30 October 2006

First Blog

Well, this is my first blog not on myspace. I decided to make this blog because myspace is truly an addiction and I don't want it anymore. There is so much temptation on that website that conflicts with my beliefs in God. Also, I decided to make this blog because I woke up to get ready to go to church, I need to leave at 6:45, but I forgot it was daylight saving's time, so I should still be asleep, however, I'll just kill some time.
I guess I'll tell you a little bit about myself in case you don't know. My name is Mitch VanDenBerghe, I am 16 years old and I live in Rochester, NY. I was brought up as a Christian but strayed away from it when I joined my old band, "19 Broken" and started hanging out with Sean Pritzkau, who to this day is still my friend, and our lives have changed for the better drastically. I'll get to that part later. When I was 12 my friends and I built a tree house in my friend's back yard. At that time it seemed like the greatest time of my life, but looking back it was probably the most destructive. We did all sorts of bad things up there. To name a few, I saw my first "Play Boy Magazine" up there, I tried smoking cigarettes and cigars, and we drank beer.

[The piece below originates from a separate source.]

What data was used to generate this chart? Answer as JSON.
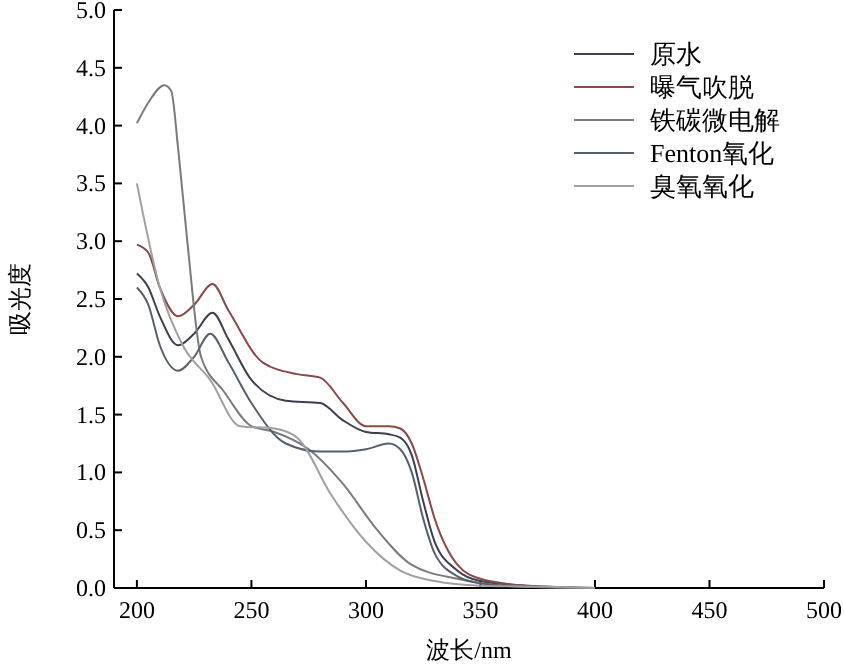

We did this only for about two months until my friend who's yard we had built the tree house in moved away. I quit all of those things except for one.
July of 2003, I joined the band 19 Broken, we had some fun times together, and we played lot's of shows, but this band was deffinately not building me up. We all had some conflicting morals, so on September 22nd 2005, we officially disbanded. Shortly thereafter, a certain member of the band started telling everyone what I had said in a private email to all the members of the band as to why I was done with the band. The email included me telling them about a dream I had that I saw to be a vision from God. There is a verse in the Bible that talks about a wolf disguised in sheep's clothing. What it means is that something extremely harmful can be disguised as being harmless. Before the dream I thought, just because I am in a band with someone who is living an alternative lifestyle and someone who is experimenting with drugs doesn't mean I'm doing it... right? Well, I was wrong, the images that were in my head were sinful and horrible, and it hurts to think how far I strayed from God. Back to the dream, in the dream, their were wolves all over the yard and like on my roof, and it was basically symbolizing evil in my life and trying to get into my house. Rumors started about me talking about "Werewolves." Werewolves and wolves are totally seperate things, and it really hurt that people would actually believe what this other person was telling them about me. In the end everything worked out though.
January of this year, I started attending church regularly again, and people around me started to see a significant change in my life. One thing that I struggled with a lot before I became Christian again was swearing, and I always tried to quit but I couldn't. It wasn't until I devoted myself to God and asked him to help me that I finally quit swearing. It took a while but I finally rid myself of everything immoral in my life, everything except the pornography. I couldn't find a way to break free. At our youth group we had a series called great sex, and on the last night, Pete, our leader, set a book down on the riser and said something like, "Guys, if you are sick of sexual temptation and you want out, I strongly suggest you take this book." I decided to take it. The book is called "Every Young Man's Battle" and because of it, I am now free of sexual immorality.
I have now been attending church regulary since January 2006, and I am a member of the worship team. People at school have seen a change in me, and I don't know if they know this, but I know it's for the better. I'm not going to say that I am perfect, because I know I am still in a constant battle to "Become What I Believe."
That's my testimony, like it or not.

Mitch

1 Comments:

Blogger seanpritzkau said...

Nice testimony bud. I'm gonna get rid of my myspace soon as well. It's been on my mind a lot lately. Sorry to hinder your relationship with God, but I hope bringing you to c4 is enough for you to forgive me. You've been a great friend and you're a wicked awesome drummer. [I've never said wicked and awesome in the same sentence before, ever.] I'll make sure to tell you when I post my first blog so then you can comment mine.